Our Mother Earth from 3.7 billion miles away,  Enhanced image: NASA

*All of those noted words came from Liquid Rules (mentioned in the last post); the ball point pen was especially notable since for centuries, writing with ink was limited to dipping something in a dye and then "writing" with a reed (Egyptians), brush (Asians) or the quill of a feather (early Europeans), none of which allowed for extensive travel (one needed to carry a separate container for the ink).  The search was on for a better dye formulation, one which could be more viscous and yet dry quickly on the paper without smearing.  László Bíró first noticed that such an ink was used by newspapers and was vastly different since it had to dry as quickly as the rollers ran; but still, how to package it?  So his thoughts shifted away from the ink itself and more to changing the delivery system; by putting a small "ball" in a cylinder and letting the viscous ink flow down, one needed only to "cap" the tip when finished (later, he realized that simply retracting the ink holder back into the cylinder eliminated the need for a cap and accomplished the same result, thus the retractable pen).  He did all of this in 1938 (when he got a patent) but it was WWII which saw the demand for his new "ball" point pen skyrocket, literally, as British pilots needed a way to write log entries at high altitude.  From there the ballpoint pen entered our lexicon, although in the UK such pens are still commonly known as a "biro."
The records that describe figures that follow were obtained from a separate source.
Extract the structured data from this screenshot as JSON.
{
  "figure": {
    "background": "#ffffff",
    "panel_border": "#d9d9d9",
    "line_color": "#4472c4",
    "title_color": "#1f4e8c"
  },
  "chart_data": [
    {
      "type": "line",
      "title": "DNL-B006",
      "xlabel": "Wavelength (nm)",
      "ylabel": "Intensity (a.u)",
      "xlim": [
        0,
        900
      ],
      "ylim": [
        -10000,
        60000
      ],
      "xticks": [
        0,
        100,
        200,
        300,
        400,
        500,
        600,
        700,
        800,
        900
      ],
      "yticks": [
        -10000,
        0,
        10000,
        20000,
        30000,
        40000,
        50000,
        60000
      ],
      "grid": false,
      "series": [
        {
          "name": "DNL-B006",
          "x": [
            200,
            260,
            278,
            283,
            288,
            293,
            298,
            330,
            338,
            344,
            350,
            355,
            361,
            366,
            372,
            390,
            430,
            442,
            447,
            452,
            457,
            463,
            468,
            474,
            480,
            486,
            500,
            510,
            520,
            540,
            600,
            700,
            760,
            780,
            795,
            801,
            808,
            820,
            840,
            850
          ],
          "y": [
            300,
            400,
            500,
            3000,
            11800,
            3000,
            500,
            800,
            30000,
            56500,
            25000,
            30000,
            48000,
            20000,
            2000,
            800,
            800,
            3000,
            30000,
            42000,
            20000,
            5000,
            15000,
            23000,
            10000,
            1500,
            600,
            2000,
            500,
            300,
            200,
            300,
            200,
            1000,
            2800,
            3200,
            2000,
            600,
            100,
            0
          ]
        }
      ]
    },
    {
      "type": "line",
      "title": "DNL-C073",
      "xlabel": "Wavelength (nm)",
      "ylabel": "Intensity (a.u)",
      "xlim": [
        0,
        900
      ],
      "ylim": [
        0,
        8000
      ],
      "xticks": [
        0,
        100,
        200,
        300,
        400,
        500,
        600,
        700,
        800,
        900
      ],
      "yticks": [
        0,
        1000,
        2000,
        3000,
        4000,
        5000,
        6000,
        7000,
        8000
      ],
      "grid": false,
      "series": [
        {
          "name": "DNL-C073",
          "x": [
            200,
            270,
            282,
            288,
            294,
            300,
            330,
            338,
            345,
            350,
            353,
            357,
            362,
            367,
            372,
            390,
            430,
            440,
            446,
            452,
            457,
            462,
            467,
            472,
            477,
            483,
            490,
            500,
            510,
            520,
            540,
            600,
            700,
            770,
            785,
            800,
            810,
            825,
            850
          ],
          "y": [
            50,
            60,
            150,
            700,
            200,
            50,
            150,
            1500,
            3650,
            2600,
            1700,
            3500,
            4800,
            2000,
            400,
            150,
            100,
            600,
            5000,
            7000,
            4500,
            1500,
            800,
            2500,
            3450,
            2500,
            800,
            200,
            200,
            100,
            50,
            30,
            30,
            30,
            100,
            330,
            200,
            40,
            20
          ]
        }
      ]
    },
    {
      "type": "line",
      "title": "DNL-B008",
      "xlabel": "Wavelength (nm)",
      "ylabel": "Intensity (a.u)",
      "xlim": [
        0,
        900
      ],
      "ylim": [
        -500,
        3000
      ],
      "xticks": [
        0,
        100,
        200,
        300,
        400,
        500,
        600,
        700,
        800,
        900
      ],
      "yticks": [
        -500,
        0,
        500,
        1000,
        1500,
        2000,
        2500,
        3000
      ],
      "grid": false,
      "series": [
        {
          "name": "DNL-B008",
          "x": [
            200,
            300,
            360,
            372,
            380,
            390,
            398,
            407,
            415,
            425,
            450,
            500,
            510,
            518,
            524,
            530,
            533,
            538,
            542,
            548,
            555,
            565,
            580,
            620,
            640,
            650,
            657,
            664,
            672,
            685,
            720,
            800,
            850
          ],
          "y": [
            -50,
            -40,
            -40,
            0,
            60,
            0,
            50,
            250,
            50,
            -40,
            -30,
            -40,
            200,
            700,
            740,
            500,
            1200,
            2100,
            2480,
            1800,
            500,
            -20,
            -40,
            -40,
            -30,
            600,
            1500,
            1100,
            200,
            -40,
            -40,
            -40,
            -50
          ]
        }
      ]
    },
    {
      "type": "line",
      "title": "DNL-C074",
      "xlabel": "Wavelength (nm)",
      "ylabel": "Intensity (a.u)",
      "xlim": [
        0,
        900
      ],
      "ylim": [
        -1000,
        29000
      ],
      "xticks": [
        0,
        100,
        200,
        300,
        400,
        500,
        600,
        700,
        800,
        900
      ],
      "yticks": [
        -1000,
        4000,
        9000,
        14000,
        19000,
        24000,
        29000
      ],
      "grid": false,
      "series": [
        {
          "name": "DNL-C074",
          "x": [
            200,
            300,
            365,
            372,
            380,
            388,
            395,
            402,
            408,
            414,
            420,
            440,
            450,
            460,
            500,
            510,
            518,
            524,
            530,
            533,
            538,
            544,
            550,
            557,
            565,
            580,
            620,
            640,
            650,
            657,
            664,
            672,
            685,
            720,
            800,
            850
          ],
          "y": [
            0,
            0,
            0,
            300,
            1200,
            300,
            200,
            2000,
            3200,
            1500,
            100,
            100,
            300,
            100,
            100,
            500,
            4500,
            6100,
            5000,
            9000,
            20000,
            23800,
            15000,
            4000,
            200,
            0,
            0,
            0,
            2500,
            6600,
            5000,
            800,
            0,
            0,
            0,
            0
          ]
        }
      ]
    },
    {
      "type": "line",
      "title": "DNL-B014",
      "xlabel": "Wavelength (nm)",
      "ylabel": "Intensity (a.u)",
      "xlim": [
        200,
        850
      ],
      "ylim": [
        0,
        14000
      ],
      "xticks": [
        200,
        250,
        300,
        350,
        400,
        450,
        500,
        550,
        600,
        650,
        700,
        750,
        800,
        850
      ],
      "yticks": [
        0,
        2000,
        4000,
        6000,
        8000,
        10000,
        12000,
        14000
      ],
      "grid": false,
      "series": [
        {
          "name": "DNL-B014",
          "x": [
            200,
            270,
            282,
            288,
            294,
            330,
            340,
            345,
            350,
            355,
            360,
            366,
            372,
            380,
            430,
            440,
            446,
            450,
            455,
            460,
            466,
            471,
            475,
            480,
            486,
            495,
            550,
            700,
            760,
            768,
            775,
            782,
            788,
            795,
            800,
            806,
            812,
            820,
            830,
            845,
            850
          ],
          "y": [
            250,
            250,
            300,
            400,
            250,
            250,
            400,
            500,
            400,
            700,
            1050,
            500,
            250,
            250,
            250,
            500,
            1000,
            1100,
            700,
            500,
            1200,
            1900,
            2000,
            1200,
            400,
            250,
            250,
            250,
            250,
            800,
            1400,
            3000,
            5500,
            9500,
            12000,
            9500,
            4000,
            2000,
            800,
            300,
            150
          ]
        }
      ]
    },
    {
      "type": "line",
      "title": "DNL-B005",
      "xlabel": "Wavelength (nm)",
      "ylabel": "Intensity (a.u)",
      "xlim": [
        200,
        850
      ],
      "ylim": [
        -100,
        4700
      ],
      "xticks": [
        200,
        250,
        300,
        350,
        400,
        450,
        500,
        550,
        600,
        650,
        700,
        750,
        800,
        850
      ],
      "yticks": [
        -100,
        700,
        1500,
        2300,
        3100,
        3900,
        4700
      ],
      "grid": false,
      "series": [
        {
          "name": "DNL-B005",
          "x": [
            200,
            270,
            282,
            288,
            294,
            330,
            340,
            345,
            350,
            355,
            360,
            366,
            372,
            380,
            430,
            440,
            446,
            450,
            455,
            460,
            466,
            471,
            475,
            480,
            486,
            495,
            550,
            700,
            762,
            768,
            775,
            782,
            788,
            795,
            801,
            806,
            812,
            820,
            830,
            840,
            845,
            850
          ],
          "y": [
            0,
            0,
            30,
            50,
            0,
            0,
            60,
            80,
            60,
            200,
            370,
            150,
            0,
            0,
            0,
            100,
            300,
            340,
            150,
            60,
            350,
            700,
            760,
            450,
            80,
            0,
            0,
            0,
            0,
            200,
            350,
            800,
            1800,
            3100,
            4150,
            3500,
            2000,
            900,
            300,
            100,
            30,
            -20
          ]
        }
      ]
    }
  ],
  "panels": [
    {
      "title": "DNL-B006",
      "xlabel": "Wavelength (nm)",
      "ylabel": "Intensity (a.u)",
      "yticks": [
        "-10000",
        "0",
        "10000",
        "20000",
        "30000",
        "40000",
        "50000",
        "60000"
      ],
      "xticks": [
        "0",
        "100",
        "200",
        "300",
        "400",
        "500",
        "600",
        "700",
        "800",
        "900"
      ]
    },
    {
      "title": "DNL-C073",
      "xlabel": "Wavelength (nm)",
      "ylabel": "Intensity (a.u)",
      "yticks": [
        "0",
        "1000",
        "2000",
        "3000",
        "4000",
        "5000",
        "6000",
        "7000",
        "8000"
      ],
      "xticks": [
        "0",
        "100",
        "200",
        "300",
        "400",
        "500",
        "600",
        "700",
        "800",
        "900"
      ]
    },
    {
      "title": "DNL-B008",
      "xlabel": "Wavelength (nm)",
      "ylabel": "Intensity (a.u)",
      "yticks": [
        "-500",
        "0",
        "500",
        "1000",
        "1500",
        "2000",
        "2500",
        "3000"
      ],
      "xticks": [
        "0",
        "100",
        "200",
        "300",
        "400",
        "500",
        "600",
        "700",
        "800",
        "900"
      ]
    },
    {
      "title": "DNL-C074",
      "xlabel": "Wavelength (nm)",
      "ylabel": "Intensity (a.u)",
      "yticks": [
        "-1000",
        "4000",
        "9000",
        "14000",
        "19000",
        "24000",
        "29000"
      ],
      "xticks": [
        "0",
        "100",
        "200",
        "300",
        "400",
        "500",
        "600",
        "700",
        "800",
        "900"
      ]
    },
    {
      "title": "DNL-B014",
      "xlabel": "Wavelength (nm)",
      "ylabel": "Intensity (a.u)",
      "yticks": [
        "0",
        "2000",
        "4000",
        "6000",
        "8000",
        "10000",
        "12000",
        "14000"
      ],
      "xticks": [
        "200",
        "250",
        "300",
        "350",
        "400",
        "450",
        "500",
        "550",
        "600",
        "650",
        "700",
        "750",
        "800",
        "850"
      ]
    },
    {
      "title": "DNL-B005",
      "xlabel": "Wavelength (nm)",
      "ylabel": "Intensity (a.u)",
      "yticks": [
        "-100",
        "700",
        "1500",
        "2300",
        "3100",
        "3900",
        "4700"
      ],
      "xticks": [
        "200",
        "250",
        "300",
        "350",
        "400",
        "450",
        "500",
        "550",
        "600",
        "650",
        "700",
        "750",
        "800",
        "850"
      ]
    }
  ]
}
**In yet another piece from The New Yorker, there came the now-taboo subject of doctors and other medical personnel facing the difficult task of whether to save their jobs or to save the life of a mother.  The topic is of course, states which have restrictive anti-abortion laws that prohibit an abortion even if the life of the mother is threatened (the article notes that Texas, Idaho & Missouri have such laws).  In the piece, paramedics called to rush a pregnant woman to a hospital five minutes away sat parked for two hours.  When the ambulance finally did reach the hospital: ...the paramedics didn't get out.  The hospital workers looked at one another.  Finally one of them flung open the vehicle's doors.  The patient had no pulse.  The article continued: ...a doctor trained in emergency medicine was making one of the most difficult calculations in the field of obstetrics: when to turn from working on a mother to working on her baby.  The concensus among specialists is that initiating a C-section within roughly four minutes of the mother's death improves the infant's chances of survival; delivering the baby also improves chances of resuscitating the mother.  The four-minute mark passed, then a C-section was done.  Both the mother and baby were dead.  Since that double death, noted the article: ... some of the medical professionals involved in and briefed about her care have been haunted by the question of whether sins of omission were committed. They have asked themselves if responsibility for her death raised in part with the new laws that suppress free discussion --both among doctors and with patients-- about therapeutic abortions.  Had fear of legal repercussions trumped compassionate care?... In Idaho, Texas, and Missouri, for instance, performing an abortion in almost all circumstances became classified as a felony for which a doctor could face years in prison and the loss of a medical license.  The mother who died, when earlier asked by relatives about what to do if she had complications with delivering her baby and her own survival might be threatened simply replied, save the baby.